The North American Free Trade Agreement (NAFTA) is a significant piece of the American dairy export market. An analysis conducted by Informa Economics identifies the free trade agreement as a key element for $1.2 billion in dairy exports going to Mexico.
Approximately 25 percent of all U.S. dairy exports are sent to Mexico, making it the single biggest market for American dairy producers. Mexico accounted for 45 percent of all American skim milk powder exports in 2016, the most recent year studied by Informa. That same year, Mexico accounted for 30 percent of cheese exports and 10 percent of all butter exports.
Dairy sales to Mexico have a sizeable impact on the overall U.S. economy. The cumulative output value of $6.7 billion from 2012 through 2016 translates to $23.3 billion in economic output when considering how the exports affect other industries that are linked to dairy production. The dairy exports to Mexico were also responsible for the creation of 16,492 full-time equivalent jobs.
The size of the current dairy export market in Mexico is directly related to the fact that dairy products from the U.S. are going into the country duty-free. Export competitors that ship to Mexico are subject to Most Favored Nation tariff rates between 20 and 45 percent for dairy products. Competitors like the European Union are currently negotiating trade agreements with Mexico that have the potential to make their exports more competitive in the market.

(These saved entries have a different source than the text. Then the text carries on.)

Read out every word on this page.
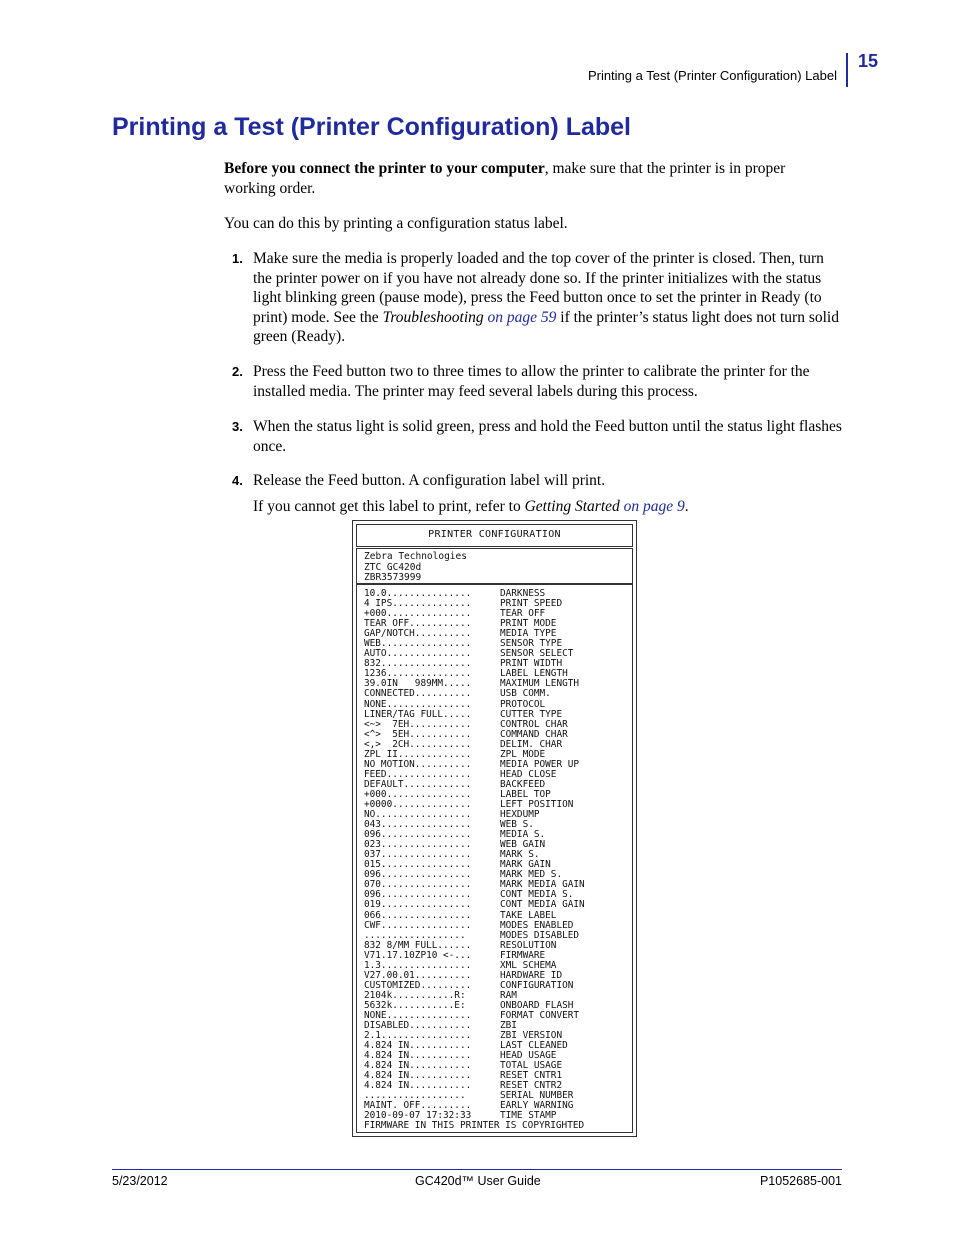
Printing a Test (Printer Configuration) Label
15
Printing a Test (Printer Configuration) Label

Before you connect the printer to your computer, make sure that the printer is in proper working order.

You can do this by printing a configuration status label.

1. Make sure the media is properly loaded and the top cover of the printer is closed. Then, turn the printer power on if you have not already done so. If the printer initializes with the status light blinking green (pause mode), press the Feed button once to set the printer in Ready (to print) mode. See the Troubleshooting on page 59 if the printer’s status light does not turn solid green (Ready).
2. Press the Feed button two to three times to allow the printer to calibrate the printer for the installed media. The printer may feed several labels during this process.
3. When the status light is solid green, press and hold the Feed button until the status light flashes once.
4. Release the Feed button. A configuration label will print.
If you cannot get this label to print, refer to Getting Started on page 9.
PRINTER CONFIGURATION
Zebra Technologies
ZTC GC420d
ZBR3573999
10.0...............	DARKNESS
4 IPS..............	PRINT SPEED
+000...............	TEAR OFF
TEAR OFF...........	PRINT MODE
GAP/NOTCH..........	MEDIA TYPE
WEB................	SENSOR TYPE
AUTO...............	SENSOR SELECT
832................	PRINT WIDTH
1236...............	LABEL LENGTH
39.0IN   989MM.....	MAXIMUM LENGTH
CONNECTED..........	USB COMM.
NONE...............	PROTOCOL
LINER/TAG FULL.....	CUTTER TYPE
<~>  7EH...........	CONTROL CHAR
<^>  5EH...........	COMMAND CHAR
<,>  2CH...........	DELIM. CHAR
ZPL II.............	ZPL MODE
NO MOTION..........	MEDIA POWER UP
FEED...............	HEAD CLOSE
DEFAULT............	BACKFEED
+000...............	LABEL TOP
+0000..............	LEFT POSITION
NO.................	HEXDUMP
043................	WEB S.
096................	MEDIA S.
023................	WEB GAIN
037................	MARK S.
015................	MARK GAIN
096................	MARK MED S.
070................	MARK MEDIA GAIN
096................	CONT MEDIA S.
019................	CONT MEDIA GAIN
066................	TAKE LABEL
CWF................	MODES ENABLED
..................	MODES DISABLED
832 8/MM FULL......	RESOLUTION
V71.17.10ZP10 <-...	FIRMWARE
1.3................	XML SCHEMA
V27.00.01..........	HARDWARE ID
CUSTOMIZED.........	CONFIGURATION
2104k...........R:	RAM
5632k...........E:	ONBOARD FLASH
NONE...............	FORMAT CONVERT
DISABLED...........	ZBI
2.1................	ZBI VERSION
4.824 IN...........	LAST CLEANED
4.824 IN...........	HEAD USAGE
4.824 IN...........	TOTAL USAGE
4.824 IN...........	RESET CNTR1
4.824 IN...........	RESET CNTR2
..................	SERIAL NUMBER
MAINT. OFF.........	EARLY WARNING
2010-09-07 17:32:33	TIME STAMP
FIRMWARE IN THIS PRINTER IS COPYRIGHTED
5/23/2012	GC420d™ User Guide	P1052685-001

The newly established Comprehensive and Progressive Agreement for Trans-Pacific Partnership along with the renegotiations to modernize the Global Agreement between the EU and Mexico will increase the level of competition for the Mexican market. American dairy products would still retain logistical advantages related to transportation, but those advantages would not be enough to compensate for the economic losses if NAFTA were to be canceled.